12.1 This chapter addresses two key issues in the child support context: improving the safety of family violence victims within the child support scheme; and the child support eligibility of informal carers—in particular, where they care for children who have experienced family violence (including abuse) in their parents’ or legal guardians’ home.

12.2 The recommended reforms in this chapter are presented in two sets. The first set focuses on appropriate management by the Child Support Agency (CSA) of child support cases involving customers with family violence-related safety concerns. The recommended reforms relate primarily to providing referrals to, and consulting with, customers who have disclosed family violence at certain key points (intervention points) in a child support case. Intervention points for screening, ‘risk identification’, or other methods of identifying safety concerns, are also considered. These recommendations complement those in Chapter 4 regarding identification of safety concerns and information sharing.

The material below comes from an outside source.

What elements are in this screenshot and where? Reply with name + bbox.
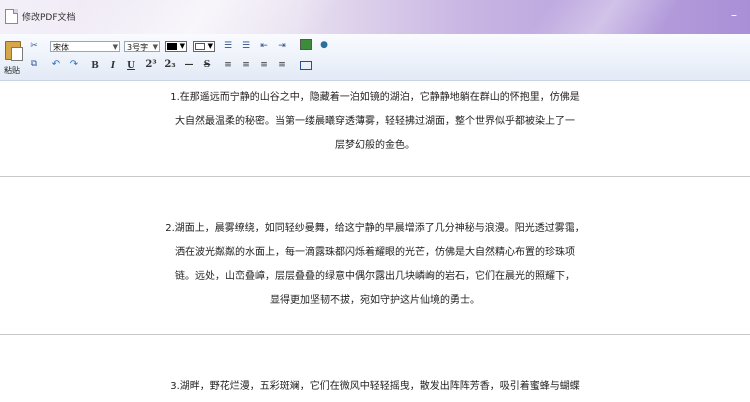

12.3 The second set of reforms aims to remove legislative barriers to child support faced by informal carers (often grandparents), especially where children are in informal care as a result of family violence. The ALRC recommends that the Australian Government consider repealing the limitation on informal carers’ child support eligibility. If the limitation is not repealed, the ALRC recommends that the Australian Government should broaden the eligibility criteria for child support in cases where informal carers are caring for children who have experienced family violence in their parents’ or guardians’ home.